En outre, l’environnement de support des applications comprend des éléments tels que le contrôle d’accès et le RBAC (Role-based access control), la gestion des politiques, l’auditabilité, la gestion des secrets et des certificats, la consommation des ressources, l’observabilité et la surveillance (ainsi que des sous-ensembles spécialisés relatifs à la visibilité de la sécurité, pour lesquels il est judicieux de créer des tableaux de bord spécifiques).
Les configurations de maillage de services tenant compte des applications et les cadres de « zero trust » doivent également être validés, tout comme les politiques et les choix technologiques garantissant le chiffrement des données en mouvement et au repos.
La prévention de la perte de données, la sauvegarde et le plan de reprise après sinistre sont également des éléments importants de la sécurité globale, du rayon d’action et de la remédiation des dommages.
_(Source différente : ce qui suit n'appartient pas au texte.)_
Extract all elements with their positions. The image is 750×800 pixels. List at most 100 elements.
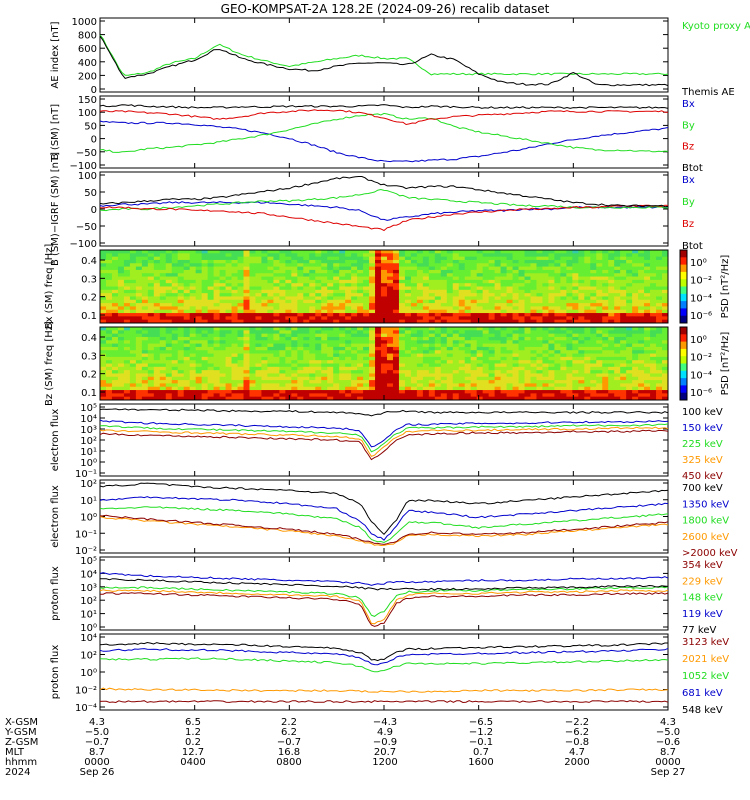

La liste des points à vérifier sera hautement personnalisée en fonction des particularités de l’architecture de votre système.
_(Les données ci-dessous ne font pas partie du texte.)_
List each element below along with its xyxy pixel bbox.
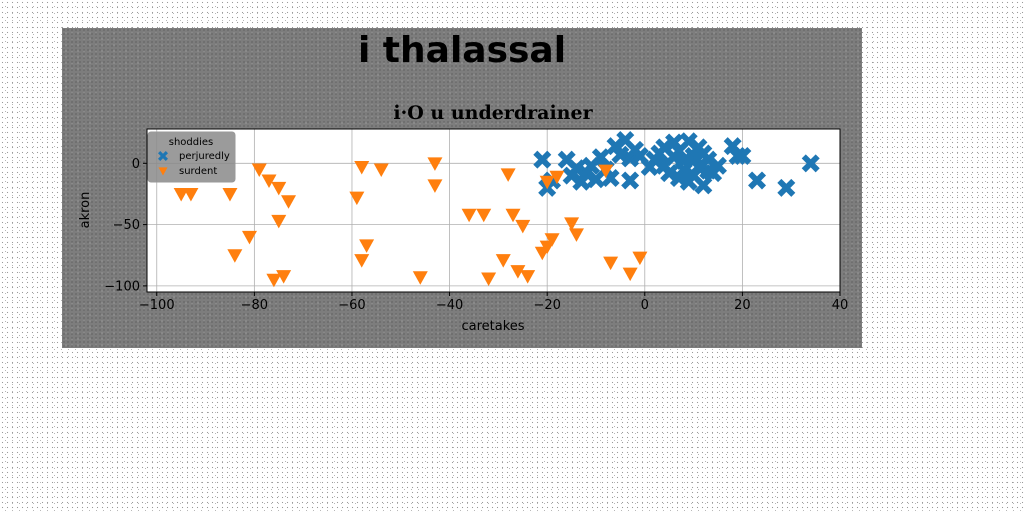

Nombre de ces services sont également fondamentaux pour la sécurité opérationnelle des clusters. Ils ne relèvent pas du domaine de DevOps (défini très strictement comme des opérations d’application) et il est préférable qu’ils soient mis en œuvre et normalisés à l’échelle de l’entreprise par des ingénieurs de plateforme et des SRE (ingénieur en fiabilité de site) spécialisés. Dans le monde réel, le DevOps peut être responsable de tout cela, mais ce n’est pas idéal.
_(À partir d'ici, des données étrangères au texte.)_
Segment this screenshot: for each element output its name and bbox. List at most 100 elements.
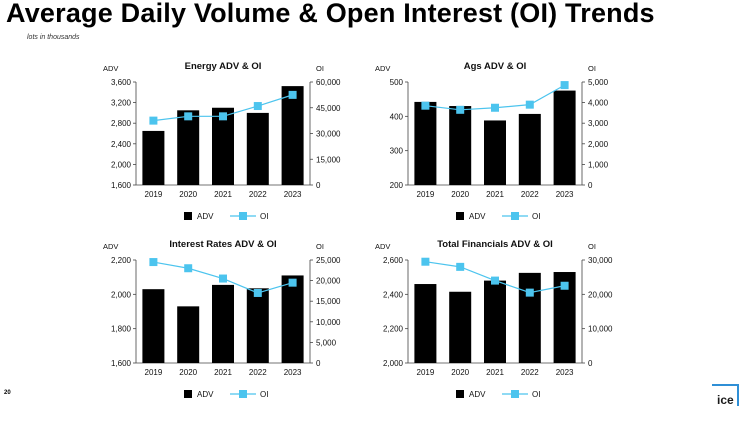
oi-point [491, 103, 499, 112]
page-subtitle: lots in thousands [27, 34, 80, 41]
page-number: 20 [4, 390, 11, 396]
right-tick-label: 2,000 [588, 140, 609, 149]
adv-bar [414, 101, 437, 185]
adv-bar [246, 288, 269, 363]
left-tick-label: 400 [390, 112, 404, 121]
legend-adv-swatch [184, 212, 192, 220]
left-tick-label: 500 [390, 78, 404, 87]
right-tick-label: 0 [316, 181, 321, 190]
legend-oi-swatch [511, 212, 519, 220]
legend-oi-swatch [511, 390, 519, 398]
oi-point [219, 274, 227, 283]
right-tick-label: 45,000 [316, 104, 341, 113]
left-tick-label: 1,800 [111, 325, 132, 334]
right-tick-label: 4,000 [588, 99, 609, 108]
right-tick-label: 5,000 [316, 338, 337, 347]
oi-point [491, 276, 499, 285]
left-tick-label: 2,200 [383, 325, 404, 334]
legend-adv-label: ADV [197, 390, 214, 399]
chart-title: Interest Rates ADV & OI [169, 239, 276, 250]
total-financials-chart: Total Financials ADV & OI ADV OI 2,000 2,200… [375, 239, 613, 399]
left-tick-label: 2,800 [111, 119, 132, 128]
right-tick-label: 0 [316, 359, 321, 368]
adv-bar [553, 90, 576, 185]
x-tick-label: 2020 [451, 190, 469, 199]
right-tick-label: 30,000 [316, 130, 341, 139]
right-tick-label: 25,000 [316, 256, 341, 265]
left-tick-label: 2,000 [383, 359, 404, 368]
oi-point [288, 90, 297, 99]
left-tick-label: 2,400 [111, 140, 132, 149]
energy-chart: Energy ADV & OI ADV OI 1,600 2,000 2,400 2,800… [103, 61, 341, 221]
left-tick-label: 200 [390, 181, 404, 190]
right-tick-label: 0 [588, 359, 593, 368]
chart-title: Total Financials ADV & OI [437, 239, 553, 250]
x-tick-label: 2023 [284, 368, 302, 377]
left-tick-label: 2,200 [111, 256, 132, 265]
legend-oi-swatch [239, 212, 247, 220]
right-tick-label: 3,000 [588, 119, 609, 128]
x-tick-label: 2023 [556, 190, 574, 199]
legend-adv-label: ADV [469, 390, 486, 399]
x-tick-label: 2020 [451, 368, 469, 377]
right-axis-label: OI [316, 64, 324, 73]
adv-bar [177, 110, 200, 185]
right-tick-label: 5,000 [588, 78, 609, 87]
adv-bar [281, 86, 304, 185]
oi-point [184, 264, 193, 273]
adv-bar [142, 130, 165, 185]
right-tick-label: 1,000 [588, 160, 609, 169]
right-tick-label: 15,000 [316, 297, 341, 306]
oi-point [253, 102, 262, 111]
ice-logo: ice [712, 384, 739, 407]
x-tick-label: 2022 [249, 190, 267, 199]
adv-bar [518, 113, 541, 185]
legend-adv-swatch [456, 212, 464, 220]
logo-text: ice [717, 393, 734, 407]
adv-bar [414, 284, 437, 363]
oi-point [421, 257, 430, 266]
left-axis-label: ADV [103, 242, 118, 251]
left-tick-label: 2,000 [111, 290, 132, 299]
oi-point [219, 112, 227, 121]
oi-point [456, 105, 465, 114]
adv-bar [484, 280, 506, 363]
x-tick-label: 2021 [214, 368, 232, 377]
page-title: Average Daily Volume & Open Interest (OI… [6, 0, 655, 28]
adv-bar [177, 306, 200, 363]
left-tick-label: 2,400 [383, 290, 404, 299]
legend-oi-swatch [239, 390, 247, 398]
adv-bar [484, 120, 506, 185]
x-tick-label: 2023 [284, 190, 302, 199]
adv-bar [518, 272, 541, 363]
oi-point [253, 288, 262, 297]
oi-point [525, 100, 534, 109]
oi-point [184, 112, 193, 121]
x-tick-label: 2020 [179, 368, 197, 377]
right-tick-label: 20,000 [588, 290, 613, 299]
oi-point [149, 258, 158, 267]
x-tick-label: 2022 [521, 190, 539, 199]
legend-adv-label: ADV [197, 212, 214, 221]
chart-title: Energy ADV & OI [185, 61, 262, 72]
left-axis-label: ADV [375, 242, 390, 251]
x-tick-label: 2019 [145, 368, 163, 377]
right-tick-label: 10,000 [588, 325, 613, 334]
adv-bar [212, 284, 234, 363]
ags-chart: Ags ADV & OI ADV OI 200 300 400 500 0 1,000 2,000… [375, 61, 609, 221]
adv-bar [212, 107, 234, 185]
x-tick-label: 2021 [214, 190, 232, 199]
adv-bar [142, 289, 165, 363]
right-tick-label: 30,000 [588, 256, 613, 265]
x-tick-label: 2022 [521, 368, 539, 377]
left-tick-label: 3,600 [111, 78, 132, 87]
x-tick-label: 2022 [249, 368, 267, 377]
right-tick-label: 20,000 [316, 277, 341, 286]
adv-bar [553, 272, 576, 363]
left-axis-label: ADV [103, 64, 118, 73]
right-axis-label: OI [588, 242, 596, 251]
right-tick-label: 10,000 [316, 318, 341, 327]
left-tick-label: 2,600 [383, 256, 404, 265]
adv-bar [246, 112, 269, 185]
x-tick-label: 2019 [417, 368, 435, 377]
Les dessous de la plateforme
Étape suivante : améliorer la sécurité des clusters Kubernetes. Même déployés sur des clouds publics (en supposant que vous n’utilisez pas un spin Kubernetes préconfiguré entièrement géré par le fournisseur de cloud), il existe un potentiel pour réduire les risques. Le système d’exploitation sur lequel les nœuds Kubernetes sont hébergés est particulièrement important — les distributions Linux les plus populaires présentent une surface d’attaque assez large et riche. La stratégie consiste généralement à rechercher les CVE dans le code source de Linux à l’aide d’un outil libre comme OpenVAS (de nombreux autres sont également disponibles), puis à minimiser votre système d’exploitation candidat, en le reconstruisant pour supprimer les dépendances non pertinentes. Vous pouvez également commencer par un Linux minimal, conçu pour le cloud et Kubernetes — par exemple, une distribution comme Rocky Linux.
Une autre vérification peut être nécessaire à réaliser régulièrement : analyser et remédier aux problèmes dans tous les modèles de déploiement (par exemple, CloudFormation) que vous pouvez utiliser pour construire des clusters. Dans le cas d’outils de déploiement populaires, des outils open source et propriétaires (par exemple, Aqua Security) sont facilement disponibles pour analyser et faire des recommandations sur la façon de remédier aux problèmes dans leurs manifestes.
La bigger picture
L’objectif global est bien sûr la rapidité et la vélocité, mais avec l’assurance de ne pas se tirer une balle dans le pied. L’automatisation est donc essentielle. Vous pouvez le faire vous-même ou travailler avec des partenaires DevOps/DevSecOps sensibilisés à la sécurité, experts dans tous les aspects de l’évaluation des vulnérabilités et de la remédiation, et qui ont « produit » cela. À vous de développer un playbook fiable pour automatiser les étapes critiques de manière fiable et flexible, de sorte que vous conservez la vitesse et la capacité (au moins pour les développeurs de base) de « simplement pousser votre code ».